Ryder Hesjedal vince il Giro d'Italia

“Ho capito di poter vincere a cinque chilometri dal traguardo. E’ stato un Giro tremendo, molto duro, senza l’aiuto della Garmin non sarei mai riuscito a scrivere questa pagina di storia”. Dice proprio così il 31enne di Victoria. Storia. Perché in Canada non immaginavano nemmeno di poter onorare un idolo sportivo diverso da Sidney Crosby e dagli altri eroi della nazionale di hockey su ghiaccio campione olimpica. “In questo momento penso a mia moglie Ashley – aggiunge poco dopo aver ascoltato l’inno nazionale – lei è la cosa più importante della mia vita.

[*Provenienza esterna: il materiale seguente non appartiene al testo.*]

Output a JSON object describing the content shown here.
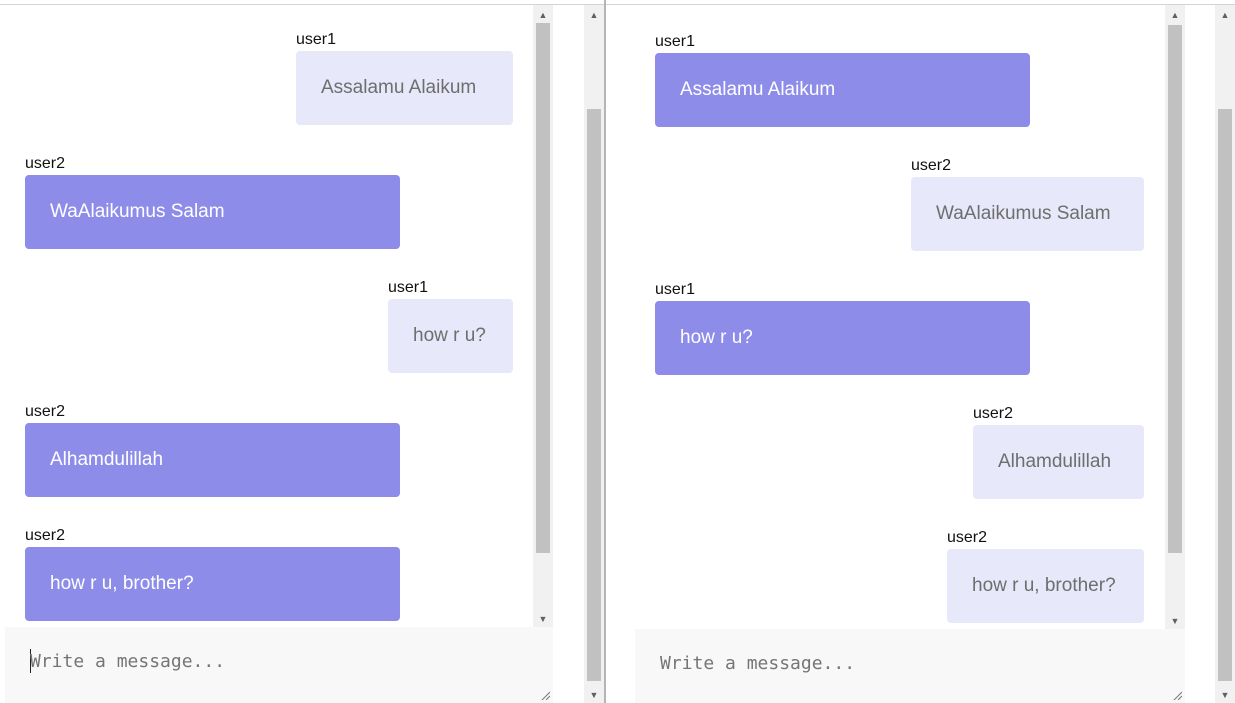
{
  "left_pane": {
    "messages": [
      {
        "user": "user1",
        "text": "Assalamu Alaikum",
        "side": "mine"
      },
      {
        "user": "user2",
        "text": "WaAlaikumus Salam",
        "side": "theirs"
      },
      {
        "user": "user1",
        "text": "how r u?",
        "side": "mine"
      },
      {
        "user": "user2",
        "text": "Alhamdulillah",
        "side": "theirs"
      },
      {
        "user": "user2",
        "text": "how r u, brother?",
        "side": "theirs"
      }
    ],
    "composer": {
      "placeholder": "Write a message...",
      "value": ""
    }
  },
  "right_pane": {
    "messages": [
      {
        "user": "user1",
        "text": "Assalamu Alaikum",
        "side": "theirs"
      },
      {
        "user": "user2",
        "text": "WaAlaikumus Salam",
        "side": "mine"
      },
      {
        "user": "user1",
        "text": "how r u?",
        "side": "theirs"
      },
      {
        "user": "user2",
        "text": "Alhamdulillah",
        "side": "mine"
      },
      {
        "user": "user2",
        "text": "how r u, brother?",
        "side": "mine"
      }
    ],
    "composer": {
      "placeholder": "Write a message...",
      "value": ""
    }
  },
  "icons": {
    "scroll_up": "scroll-up-arrow-icon",
    "scroll_down": "scroll-down-arrow-icon",
    "resize": "resize-grip-icon"
  },
  "colors": {
    "own_bubble": "#e8e8fb",
    "other_bubble": "#8e8ce9",
    "own_text": "#6e6e6e",
    "other_text": "#ffffff",
    "composer_bg": "#f8f8f8"
  }
}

Penso anche al lavoro di anni che è stato necessario per arrivare a questo giorno pazzesco. Lasciatemi godere questi momenti, non li dimenticherò mai”. E via verso il fiume di interviste, premi, scatti e champagne dopo il bagno di folla davanti al Duomo di Milano.

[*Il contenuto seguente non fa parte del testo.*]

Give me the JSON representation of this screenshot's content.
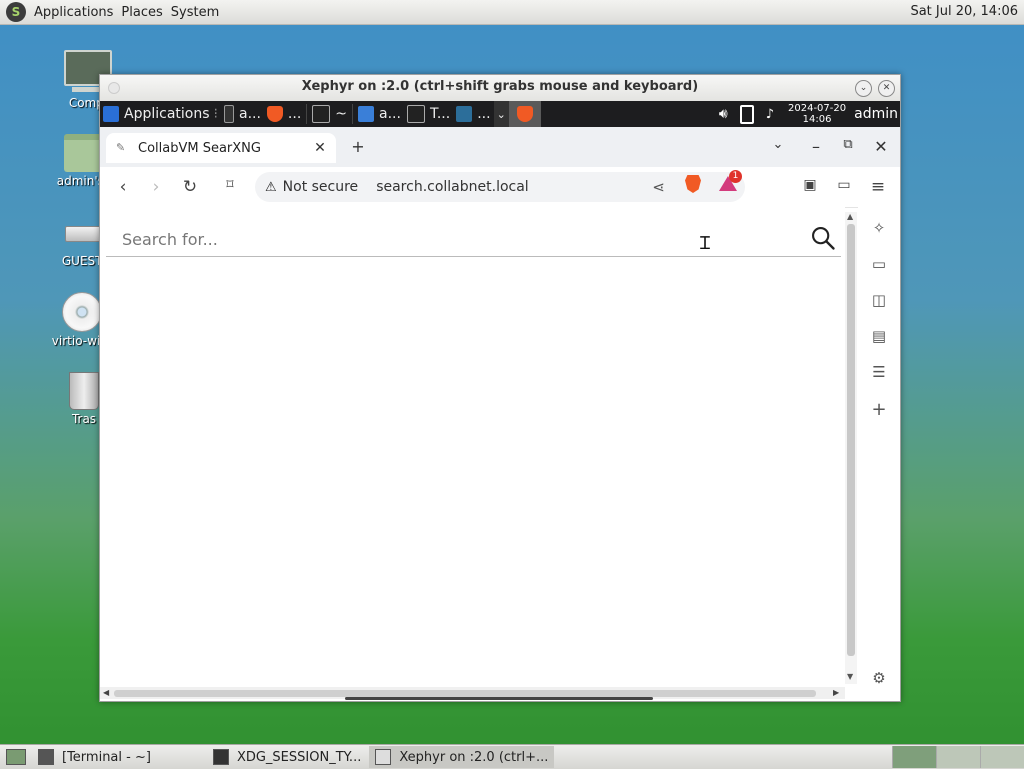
{
  "top_panel": {
    "menus": [
      "Applications",
      "Places",
      "System"
    ],
    "clock": "Sat Jul 20, 14:06"
  },
  "desktop_icons": [
    {
      "label": "Compi",
      "icon": "computer-icon"
    },
    {
      "label": "admin's I",
      "icon": "home-folder-icon"
    },
    {
      "label": "GUEST8",
      "icon": "drive-icon"
    },
    {
      "label": "virtio-win-",
      "icon": "disc-icon"
    },
    {
      "label": "Tras",
      "icon": "trash-icon"
    }
  ],
  "xephyr": {
    "title": "Xephyr on :2.0 (ctrl+shift grabs mouse and keyboard)"
  },
  "guest_panel": {
    "applications": "Applications",
    "tasks": [
      "a...",
      "...",
      "~",
      "a...",
      "T...",
      "..."
    ],
    "date": "2024-07-20",
    "time": "14:06",
    "user": "admin"
  },
  "browser": {
    "tab_title": "CollabVM SearXNG",
    "security_label": "Not secure",
    "url": "search.collabnet.local",
    "rewards_badge": "1"
  },
  "search": {
    "placeholder": "Search for...",
    "value": ""
  },
  "bottom_panel": {
    "tasks": [
      "[Terminal - ~]",
      "XDG_SESSION_TY...",
      "Xephyr on :2.0 (ctrl+..."
    ]
  }
}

Vincere un Giro d’Italia significa entrare a far parte dello storia dello sport italiano. Vincerlo significa prestigio e notorietà anche presso tutti coloro che il ciclismo non lo seguono.Per un atleta è il massimo riconoscimento sportivo, per l’azienda che lo sponsorizza significa fama e prestigio, significa insomma avvicinare, rendendolo riconoscibile, il proprio brand a tutti gli italiani.

Ryder ci ha regalato delle emozioni fortissime, la sua commozione sincera e la sua passione ci hanno fatto provare una gioia immensa. Abbiamo sofferto con lui dal riscaldamento sui rulli, alla pesa della bici, alla partenza e all’arrivo, quando ha frenato dopo pochi metri dall’arco rosa ed è sceso dalla sua bici, realizzando che aveva vinto il Giro d’Italia.

Grazie Ryder, grazie per averci regalato questa vittoria, grazie per la tua commozione, grazie!